Em lactentes e em adultos do sexo
masculino, podem surgir nódulos acastanhados, extremamente pruriginosos, no dorso, nos
membros, nas nádegas, no pênis e no escroto. Estes nódulos podem persistir mesmo após
o tratamento específico da doença.
Topografia das Lesões
A topografia básica
compreende os interdígitos das mãos, a face interna dos punhos, os antebraços, os
cotovelos, o pilar das axilas, as mamas, os flancos, a região periumbilical, o pênis, o
escroto, a face interna das coxas, as nádegas, o sacro, e, em lactentes, as regiões
palmo-plantares. As lesões não confluem e poupam face e pescoço, a não ser em
crianças pequenas.
Epidemiologia
A epidemiologia é importante
no diagnóstico, principalmente em lactentes, que só podem adquirir a moléstia através
do contágio com quem os manuseia. Quadro pruriginoso à noite, em pessoas da mesma
habitação ou de contatos mais íntimos, sugerem sempre escabiose.
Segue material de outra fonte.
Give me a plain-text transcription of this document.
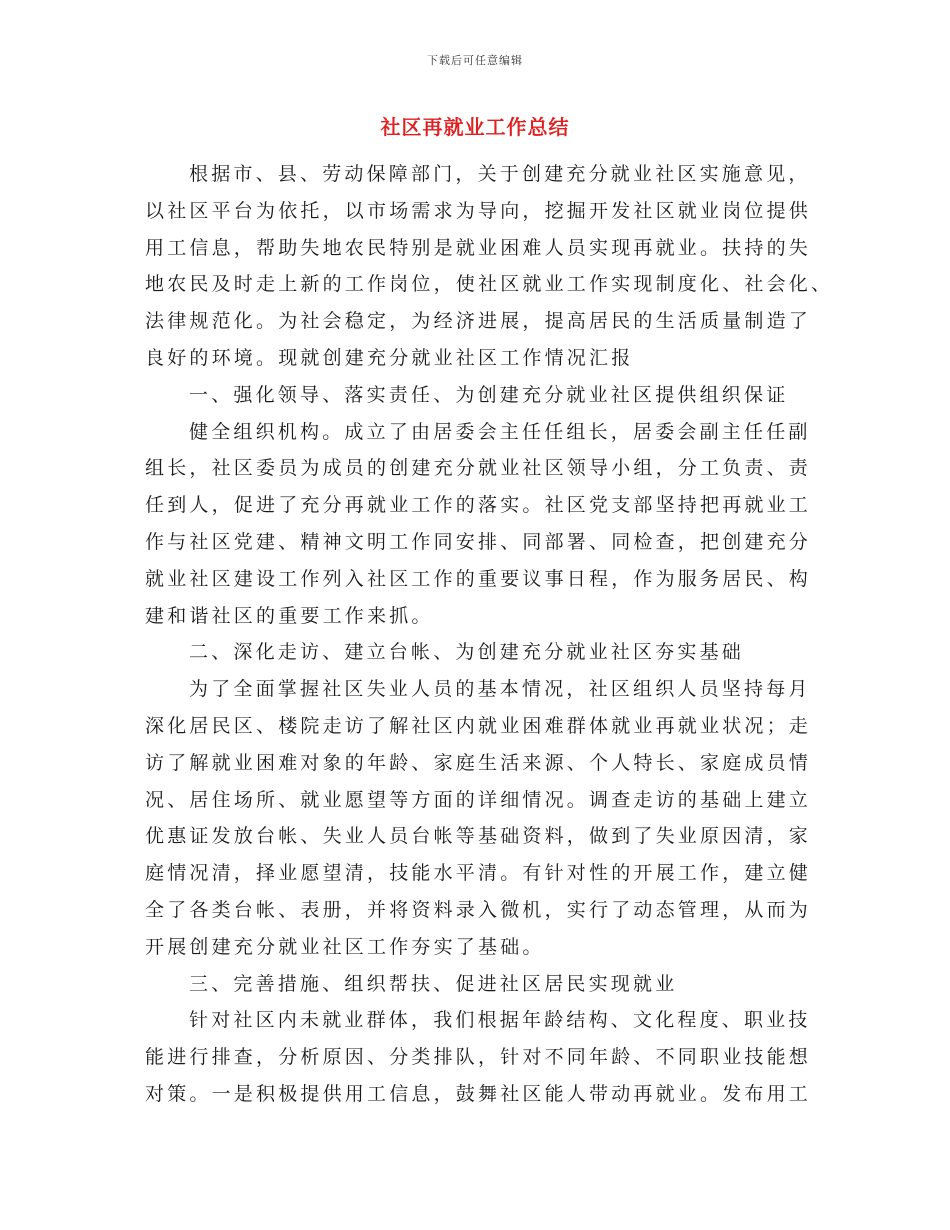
下载后可任意编辑
社区再就业工作总结
根据市、县、劳动保障部门，关于创建充分就业社区实施意见，
以社区平台为依托，以市场需求为导向，挖掘开发社区就业岗位提供
用工信息，帮助失地农民特别是就业困难人员实现再就业。扶持的失
地农民及时走上新的工作岗位，使社区就业工作实现制度化、社会化、
法律规范化。为社会稳定，为经济进展，提高居民的生活质量制造了
良好的环境。现就创建充分就业社区工作情况汇报
一、强化领导、落实责任、为创建充分就业社区提供组织保证
健全组织机构。成立了由居委会主任任组长，居委会副主任任副
组长，社区委员为成员的创建充分就业社区领导小组，分工负责、责
任到人，促进了充分再就业工作的落实。社区党支部坚持把再就业工
作与社区党建、精神文明工作同安排、同部署、同检查，把创建充分
就业社区建设工作列入社区工作的重要议事日程，作为服务居民、构
建和谐社区的重要工作来抓。
二、深化走访、建立台帐、为创建充分就业社区夯实基础
为了全面掌握社区失业人员的基本情况，社区组织人员坚持每月
深化居民区、楼院走访了解社区内就业困难群体就业再就业状况；走
访了解就业困难对象的年龄、家庭生活来源、个人特长、家庭成员情
况、居住场所、就业愿望等方面的详细情况。调查走访的基础上建立
优惠证发放台帐、失业人员台帐等基础资料，做到了失业原因清，家
庭情况清，择业愿望清，技能水平清。有针对性的开展工作，建立健
全了各类台帐、表册，并将资料录入微机，实行了动态管理，从而为
开展创建充分就业社区工作夯实了基础。
三、完善措施、组织帮扶、促进社区居民实现就业
针对社区内未就业群体，我们根据年龄结构、文化程度、职业技
能进行排查，分析原因、分类排队，针对不同年龄、不同职业技能想
对策。一是积极提供用工信息，鼓舞社区能人带动再就业。发布用工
Para confirmar o diagnóstico, se
houver facilidade de laboratório, deve-se raspar os túneis (onde se pode encontrar o
parasito ou seus ovos e fezes) com lâmina de bisturi, diluindo o produto em uma gota de
óleo mineral e examinando ao microscópio, com pequeno aumento.
Terapêutica
A terapêutica baseia-se em:
tratamento específico, tratamento coadjuvante, se houver complicações, e medidas
gerais.
Tratamento Específico
Princípios gerais:
utilização do medicamento em todo o corpo, mesmo em áreas sem prurido. Cuidado para
não ultrapassar o número de aplicações necessárias; tratamento de todos os contatos
domiciliares ao mesmo tempo que o paciente, escolha do produto que mais se adapte a cada
caso (seja para adulto, criança, lactente ou gestante) ou que esteja mais disponível,
dentre os seguintes:
Hexacloreto de
gamabenzeno (Lindane) a 1%: aplicar duas noites seguidas em todo o corpo, menos na face e
pescoço, removendo com banho após 8 horas; repetir após 7 dias. Deve-se evitar contato
com mucosas e, de preferência, não usar em lactentes e gestantes. Possui toxicidade
quando em uso excessivo. O banho prévio aumenta a absorção percutânea. É o
antiescabiótico mais eficaz e é pouco irritante, sendo o mais usado no momento.
Benzoato de benzila a
25%: aplicar três noites seguidas, removendo no outro dia, com o banho; repetir após 7
dias, se necessário. Medicamento eficaz, porém muito irritante. Produz ardência intensa
quando aplicado em área genital; pode eczematizar com uso prolongado.
Monossulfiran a 25%:
aplicar após o banho, diluído em água, na proporção de 1:2 (adultos) e 1:3
(crianças), em todo o corpo, durante 2 dias; repetir após uma semana. A solução deve
ser preparada no momento do uso. Deve-se evitar fogo nas proximidades, por ser alcoólica.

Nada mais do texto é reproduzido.